I know that we can become their arms and legs for them. Some people think I should cook my mother's breakfast and do other things for her that she does for herself. It would actually be easy to do these things, but I don't want her to stop doing what she can. These tasks are the things that keep her up and moving.
I often wonder how people can be so different as I sat next to an elderly lady while getting blood work done the other day. She was a little "off" but she was so HAPPY and talked to EVERY person who came through the door but she really latched onto me. As we sat waiting, she was talking to me about her family and how she loved to sing and how she hoped we'd meet again sometime even if it were on the other side. She left me happy but wanting. Why is it that I could connect so deeply with this person and so easily but not with my own MIL. Life is just so tricky some times. I wish there was a handbook to direct me through the rough stuff or just that Happy pill I spoke of above:)
We'd at least have more personalized insight into their feelings and behavior and could understand their lives much better.

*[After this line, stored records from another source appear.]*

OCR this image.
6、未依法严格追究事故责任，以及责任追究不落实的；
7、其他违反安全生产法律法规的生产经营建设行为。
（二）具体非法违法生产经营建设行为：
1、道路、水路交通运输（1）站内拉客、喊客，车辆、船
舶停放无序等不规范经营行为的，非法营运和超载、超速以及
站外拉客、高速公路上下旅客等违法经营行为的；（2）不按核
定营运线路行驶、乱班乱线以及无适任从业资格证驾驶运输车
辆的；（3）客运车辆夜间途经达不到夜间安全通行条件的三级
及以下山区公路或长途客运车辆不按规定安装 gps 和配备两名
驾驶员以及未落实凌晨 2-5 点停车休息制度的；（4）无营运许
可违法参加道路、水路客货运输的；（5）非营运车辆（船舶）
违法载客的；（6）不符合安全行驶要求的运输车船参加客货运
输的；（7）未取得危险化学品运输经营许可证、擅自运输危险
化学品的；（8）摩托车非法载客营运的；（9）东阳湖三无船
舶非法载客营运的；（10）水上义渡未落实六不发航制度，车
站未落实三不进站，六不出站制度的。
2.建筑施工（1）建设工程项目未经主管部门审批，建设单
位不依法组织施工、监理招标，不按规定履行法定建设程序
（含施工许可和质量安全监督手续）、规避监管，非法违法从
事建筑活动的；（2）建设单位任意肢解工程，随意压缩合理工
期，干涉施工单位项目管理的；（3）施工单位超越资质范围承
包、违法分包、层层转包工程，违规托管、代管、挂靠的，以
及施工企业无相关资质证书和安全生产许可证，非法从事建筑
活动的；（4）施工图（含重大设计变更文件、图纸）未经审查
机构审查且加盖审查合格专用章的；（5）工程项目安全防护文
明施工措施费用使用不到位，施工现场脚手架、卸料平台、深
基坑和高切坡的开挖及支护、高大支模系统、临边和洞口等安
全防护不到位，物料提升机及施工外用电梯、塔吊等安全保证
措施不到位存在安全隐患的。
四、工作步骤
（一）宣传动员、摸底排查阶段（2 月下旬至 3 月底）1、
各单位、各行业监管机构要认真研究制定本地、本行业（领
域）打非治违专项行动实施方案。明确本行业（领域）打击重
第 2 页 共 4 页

And imagine the applications for the medical profession - they could tailor advice to specific behaviors, whereas now it's all observational - once someone is in that state, I'm not sure it's possible to be objective and share feelings and observations in a scientific manner.
karen, I'm one of the lucky people who don't have to be with my mother all the time. I can come and go during the day as I want, so don't really need respite. A vacation in the mountains would be nice, but that will come in time. What you said about letting ourselves off the hook is important. The feeling of guilt from not spending more time with them can hook us, even if they don't want us to spend more time. I imagine that if my mother had a bucket list that "Spend more time with my daughter" would rank somewhere near the very bottom. (Really, it probably wouldn't be on there at all.) Come to think of it, spending more time with my mother may be high on my guilt list, but doesn't appear on my bucket list at all. :)
Now that they are both elderly, don't drive, and have multiple health problems they are reaching out and asking for help. I am ashamed of myself for resting this, at the same time I have compassion for their situation and the way their lives are changing as they age.
A big problem is instead of spending time visiting and talking I find myself spending my visits doing chores, changing lightbulbs, picking up prescriptions, and other time consuming tasks. I have offered to find someone to run errands and help with cleaning and chores but they don't want anyone else in the house. It terrifies me to be responsible for taking my Dad places because he is much larger than me and if he falls I could be hurt too, I am 60 so I am not that young either! And I resent the fact that when I was starting out on my own they gave me very little support or assistance but now have no hesitation asking for help. I am single and my siblings are all married with children and grandchildren so I am usually the go to person since I apparently have no personal life.
Anyway, back to the main topic, their lives have contracted so much that it is hard to find anything to talk about, so much is repeated so many times I have a hard time being polite or its a discussion about neighbors I don't know or TV shows I don't watch. I have begun to dread the phrase "I've probably already told you this!"